Although the coronavirus pandemic has shaken the entire eurozone and Europe’s economic outlook seems uncertain, Greece’s international lenders do not seem prepared to make any fresh concessions to the country that is still recovering from years of austerity.
Greek media reported on Thursday (9 April) that the ‘Institutions’ [European Commission, European Central Bank, International Monetary Fund], which represent the country’s lenders, will not allow the conservative government in Athens to postpone the first auction of indebted households, which has been agreed on under the country’s international bailout.
A new bankruptcy regime will be in place in Greece from April, which would not protect”citizens’ first residence from being auctioned off because of unpaid mortgages.
The government asked to postpone the agreed measure because of the economic effects of the coronavirus pandemic.
However, according to Greek media, at a teleconference held on Wednesday, the lenders did not see why such a postponement should be approved.
Fotis Kourmousis, Special Secretary for Private Debt Management, said that after more than four hours of teleconference there was no agreement.
Following years of austerity, Greece exited its bailout programme in August 2018, but a number of reforms still need to be carried out. The conservative New Democracy party, which came to power last July, has set up an ambitious reform and investment agenda, but the coronavirus pandemic has put things on hold.
In the meantime, Europe’s south-north divide over the EU’s response to the economic implications of the pandemic has increased.
The Netherlands insists that the countries which will require EU aid to fight the coronavirus should receive a bailout with low conditionality during the crisis, but once the crisis is over should carry out reforms according to the provisions of a normal Greece-style ESM [European Stability Mechanism] bailout.
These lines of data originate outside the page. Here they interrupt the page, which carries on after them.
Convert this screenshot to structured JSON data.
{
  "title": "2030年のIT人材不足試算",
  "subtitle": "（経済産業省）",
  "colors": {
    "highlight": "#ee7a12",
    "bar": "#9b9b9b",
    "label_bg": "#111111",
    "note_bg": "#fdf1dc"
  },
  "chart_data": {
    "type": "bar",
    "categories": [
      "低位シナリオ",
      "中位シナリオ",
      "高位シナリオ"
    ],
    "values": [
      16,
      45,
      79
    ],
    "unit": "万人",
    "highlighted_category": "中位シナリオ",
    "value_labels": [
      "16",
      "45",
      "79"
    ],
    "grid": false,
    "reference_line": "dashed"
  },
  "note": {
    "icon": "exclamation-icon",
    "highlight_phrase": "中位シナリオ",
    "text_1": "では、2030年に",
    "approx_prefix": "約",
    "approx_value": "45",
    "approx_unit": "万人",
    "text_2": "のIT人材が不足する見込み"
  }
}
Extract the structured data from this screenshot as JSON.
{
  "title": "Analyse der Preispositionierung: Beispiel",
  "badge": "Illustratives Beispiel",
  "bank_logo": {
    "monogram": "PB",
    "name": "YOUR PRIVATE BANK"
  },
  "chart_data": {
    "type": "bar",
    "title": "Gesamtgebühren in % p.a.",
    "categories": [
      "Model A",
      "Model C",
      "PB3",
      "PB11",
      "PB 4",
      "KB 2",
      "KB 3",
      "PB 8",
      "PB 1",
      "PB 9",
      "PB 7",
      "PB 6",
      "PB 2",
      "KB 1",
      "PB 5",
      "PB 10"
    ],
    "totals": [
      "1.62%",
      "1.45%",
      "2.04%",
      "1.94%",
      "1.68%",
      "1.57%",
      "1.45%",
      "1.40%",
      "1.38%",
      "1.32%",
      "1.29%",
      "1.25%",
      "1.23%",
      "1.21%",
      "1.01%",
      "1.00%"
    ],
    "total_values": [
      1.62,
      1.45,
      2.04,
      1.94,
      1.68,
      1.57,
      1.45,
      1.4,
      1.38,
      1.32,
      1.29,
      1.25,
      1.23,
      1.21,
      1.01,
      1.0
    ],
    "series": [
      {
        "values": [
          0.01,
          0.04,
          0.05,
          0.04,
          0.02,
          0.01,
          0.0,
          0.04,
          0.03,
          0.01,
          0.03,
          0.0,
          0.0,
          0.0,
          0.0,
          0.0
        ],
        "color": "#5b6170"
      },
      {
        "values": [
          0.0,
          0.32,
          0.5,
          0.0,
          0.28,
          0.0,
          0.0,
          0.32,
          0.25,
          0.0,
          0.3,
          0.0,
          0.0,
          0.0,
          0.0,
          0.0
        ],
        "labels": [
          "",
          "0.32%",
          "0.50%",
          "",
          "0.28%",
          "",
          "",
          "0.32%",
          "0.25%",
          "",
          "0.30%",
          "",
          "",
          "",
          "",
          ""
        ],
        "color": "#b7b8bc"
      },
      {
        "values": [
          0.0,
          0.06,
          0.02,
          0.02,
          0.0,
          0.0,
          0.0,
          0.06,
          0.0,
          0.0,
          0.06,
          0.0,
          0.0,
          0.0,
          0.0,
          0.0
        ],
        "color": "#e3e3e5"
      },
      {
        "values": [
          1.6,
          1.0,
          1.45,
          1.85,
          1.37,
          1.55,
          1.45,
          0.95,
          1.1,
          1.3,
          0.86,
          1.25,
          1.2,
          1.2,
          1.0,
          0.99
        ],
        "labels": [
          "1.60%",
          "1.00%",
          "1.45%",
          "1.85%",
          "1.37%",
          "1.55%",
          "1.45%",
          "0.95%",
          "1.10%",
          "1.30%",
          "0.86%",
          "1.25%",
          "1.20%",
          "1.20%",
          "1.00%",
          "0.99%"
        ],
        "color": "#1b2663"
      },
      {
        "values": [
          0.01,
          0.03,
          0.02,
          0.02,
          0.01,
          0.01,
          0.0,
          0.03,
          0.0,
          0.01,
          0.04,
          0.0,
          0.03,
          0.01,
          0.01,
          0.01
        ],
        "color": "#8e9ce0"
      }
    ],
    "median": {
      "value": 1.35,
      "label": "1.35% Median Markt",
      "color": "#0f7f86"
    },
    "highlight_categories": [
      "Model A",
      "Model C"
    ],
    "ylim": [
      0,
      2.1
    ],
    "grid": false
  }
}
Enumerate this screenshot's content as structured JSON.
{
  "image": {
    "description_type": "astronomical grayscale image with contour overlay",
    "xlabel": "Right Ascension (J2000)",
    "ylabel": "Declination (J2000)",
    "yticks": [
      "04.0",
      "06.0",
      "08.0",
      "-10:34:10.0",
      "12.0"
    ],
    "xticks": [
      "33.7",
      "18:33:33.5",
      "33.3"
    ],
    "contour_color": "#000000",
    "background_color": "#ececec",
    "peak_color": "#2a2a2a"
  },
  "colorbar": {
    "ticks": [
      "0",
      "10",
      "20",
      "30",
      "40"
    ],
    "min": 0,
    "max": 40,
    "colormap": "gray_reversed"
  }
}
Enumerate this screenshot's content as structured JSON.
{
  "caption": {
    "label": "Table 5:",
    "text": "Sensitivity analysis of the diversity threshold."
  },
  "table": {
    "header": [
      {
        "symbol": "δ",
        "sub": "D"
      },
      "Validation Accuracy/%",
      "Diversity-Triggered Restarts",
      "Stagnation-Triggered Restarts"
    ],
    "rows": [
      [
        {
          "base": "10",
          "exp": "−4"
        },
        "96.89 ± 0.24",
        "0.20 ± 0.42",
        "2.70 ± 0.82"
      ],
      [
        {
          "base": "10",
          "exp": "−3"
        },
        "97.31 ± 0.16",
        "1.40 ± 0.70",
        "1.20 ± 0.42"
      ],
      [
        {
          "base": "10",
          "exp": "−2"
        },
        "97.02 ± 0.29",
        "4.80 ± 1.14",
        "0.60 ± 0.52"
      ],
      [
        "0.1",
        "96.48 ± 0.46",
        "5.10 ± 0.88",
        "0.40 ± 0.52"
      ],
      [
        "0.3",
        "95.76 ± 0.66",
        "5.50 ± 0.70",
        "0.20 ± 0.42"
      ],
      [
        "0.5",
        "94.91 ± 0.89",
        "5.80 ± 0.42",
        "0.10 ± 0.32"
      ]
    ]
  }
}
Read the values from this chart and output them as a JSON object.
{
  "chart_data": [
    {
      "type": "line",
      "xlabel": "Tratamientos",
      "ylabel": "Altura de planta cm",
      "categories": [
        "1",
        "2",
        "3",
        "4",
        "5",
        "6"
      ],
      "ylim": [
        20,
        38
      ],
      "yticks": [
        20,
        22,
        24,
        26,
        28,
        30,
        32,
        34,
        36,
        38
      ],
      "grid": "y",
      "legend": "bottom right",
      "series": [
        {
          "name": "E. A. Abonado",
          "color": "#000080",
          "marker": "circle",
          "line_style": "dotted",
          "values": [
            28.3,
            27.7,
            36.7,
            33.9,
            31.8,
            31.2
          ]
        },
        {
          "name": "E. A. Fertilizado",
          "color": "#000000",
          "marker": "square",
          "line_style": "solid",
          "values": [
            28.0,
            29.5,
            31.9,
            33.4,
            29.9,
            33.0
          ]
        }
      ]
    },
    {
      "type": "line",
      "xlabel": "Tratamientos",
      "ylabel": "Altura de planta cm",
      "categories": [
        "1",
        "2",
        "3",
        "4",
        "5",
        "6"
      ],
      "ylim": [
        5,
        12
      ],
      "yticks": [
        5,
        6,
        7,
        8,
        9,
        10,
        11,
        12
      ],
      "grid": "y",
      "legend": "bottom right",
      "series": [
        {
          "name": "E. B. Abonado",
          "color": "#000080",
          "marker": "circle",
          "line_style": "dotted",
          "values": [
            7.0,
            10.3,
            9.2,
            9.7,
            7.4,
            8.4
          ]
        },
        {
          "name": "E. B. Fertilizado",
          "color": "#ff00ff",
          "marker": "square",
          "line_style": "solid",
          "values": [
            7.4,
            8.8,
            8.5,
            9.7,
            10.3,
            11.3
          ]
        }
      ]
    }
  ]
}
Rome and Madrid oppose such bailout proposals and push for minimal conditionality under an ESM bailout both now and in the long run.
The vast majority of eurozone countries have put heavy pressure on The Hague to show its willingness to make concessions. According to sources, the Netherlands may back down today when it comes to the long-term conditionality but not on the so-called coronabonds, a joint debt-issuance for the eurozone.
In a TV interview with MEGA TV channel, European Commission Vice-President Margaritas Schinas said that “few doubt that at the end of this process, there will be no conditionality as we knew it in the bailout times”.
He said Europe today faces a “symmetric exposure to risk and the answer should also be symmetric”.
“We definitely need a safety net, a fund, we will find the term to describe it, but basically what the finance ministers are now discussing is how to build a sufficient economic dimension through the European Stability Mechanism,” he added.